Zum Termin: Heiligabend ist nicht Weihnachten. Heiligabend ist
der Vorabend des Weihnachtstags, also der Tag vorher. Es entspricht
guter protestantischer Tradition, dass es an diesem Abend ein einfaches
Essen gab - Würstchen mit Kartoffelsalat z.B.
Am kurpfälzischen Hof in Heidelberg wurde Weihnachten vermutlich
nach guter deutscher Manier gefeiert: Am Weihnachtstag ging man
in die Stadtkirche zum Festgottesdienst und anschließend
wurde getafelt. Dabei bogen sich die Bretter der Tische unter der
Last des Festessens. Was übrig blieb, bekamen die Diener,
was die übrig ließen, bekamen die Armen der Stadt.
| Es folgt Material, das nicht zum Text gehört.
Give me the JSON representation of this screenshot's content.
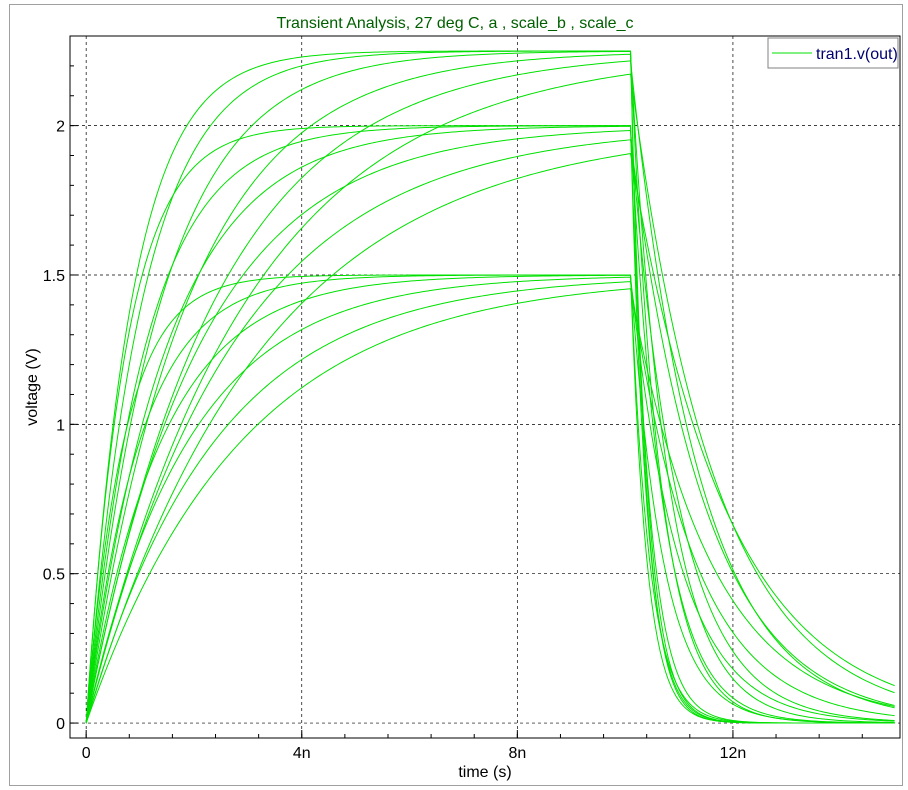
{
  "chart_data": {
    "type": "line",
    "title": "Transient Analysis, 27 deg C, a , scale_b , scale_c",
    "xlabel": "time (s)",
    "ylabel": "voltage (V)",
    "xlim": [
      -0.3,
      15.1
    ],
    "ylim": [
      -0.05,
      2.3
    ],
    "xticks": [
      {
        "v": 0,
        "label": "0"
      },
      {
        "v": 4,
        "label": "4n"
      },
      {
        "v": 8,
        "label": "8n"
      },
      {
        "v": 12,
        "label": "12n"
      }
    ],
    "yticks": [
      {
        "v": 0,
        "label": "0"
      },
      {
        "v": 0.5,
        "label": "0.5"
      },
      {
        "v": 1,
        "label": "1"
      },
      {
        "v": 1.5,
        "label": "1.5"
      },
      {
        "v": 2,
        "label": "2"
      }
    ],
    "x_unit": "ns",
    "grid": true,
    "legend": {
      "position": "top-right",
      "label": "tran1.v(out)"
    },
    "color": "#00e000",
    "pulse_end": 10.1,
    "sim_end": 15,
    "series": [
      {
        "v_final": 2.25,
        "t_rise": 0.85,
        "t_fall": 0.28
      },
      {
        "v_final": 2.25,
        "t_rise": 1.05,
        "t_fall": 0.3
      },
      {
        "v_final": 2.25,
        "t_rise": 1.4,
        "t_fall": 0.55
      },
      {
        "v_final": 2.25,
        "t_rise": 1.9,
        "t_fall": 0.7
      },
      {
        "v_final": 2.25,
        "t_rise": 2.4,
        "t_fall": 1.3
      },
      {
        "v_final": 2.25,
        "t_rise": 3.0,
        "t_fall": 1.6
      },
      {
        "v_final": 2.0,
        "t_rise": 0.75,
        "t_fall": 0.3
      },
      {
        "v_final": 2.0,
        "t_rise": 1.1,
        "t_fall": 0.35
      },
      {
        "v_final": 2.0,
        "t_rise": 1.5,
        "t_fall": 0.6
      },
      {
        "v_final": 2.0,
        "t_rise": 2.1,
        "t_fall": 0.9
      },
      {
        "v_final": 2.0,
        "t_rise": 2.7,
        "t_fall": 1.4
      },
      {
        "v_final": 2.0,
        "t_rise": 3.3,
        "t_fall": 1.8
      },
      {
        "v_final": 1.5,
        "t_rise": 0.7,
        "t_fall": 0.3
      },
      {
        "v_final": 1.5,
        "t_rise": 1.0,
        "t_fall": 0.35
      },
      {
        "v_final": 1.5,
        "t_rise": 1.4,
        "t_fall": 0.6
      },
      {
        "v_final": 1.5,
        "t_rise": 1.9,
        "t_fall": 0.9
      },
      {
        "v_final": 1.5,
        "t_rise": 2.4,
        "t_fall": 1.2
      },
      {
        "v_final": 1.5,
        "t_rise": 2.9,
        "t_fall": 1.5
      }
    ]
  }
}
Und das hat auch noch gereicht. Weihnachten war ein Fest. Die
deutsche
Besinnlichkeit kam erst im 19. Jahrhundert auf. In der orthodoxen Kirche wird Weihnachten erst am 6. Januar gefeiert.
Vermutlich gibt es auch erst dann Geschenke. Entsprechend ist der
Jahreswechsel am 13. Januar. Julianischer Kalender.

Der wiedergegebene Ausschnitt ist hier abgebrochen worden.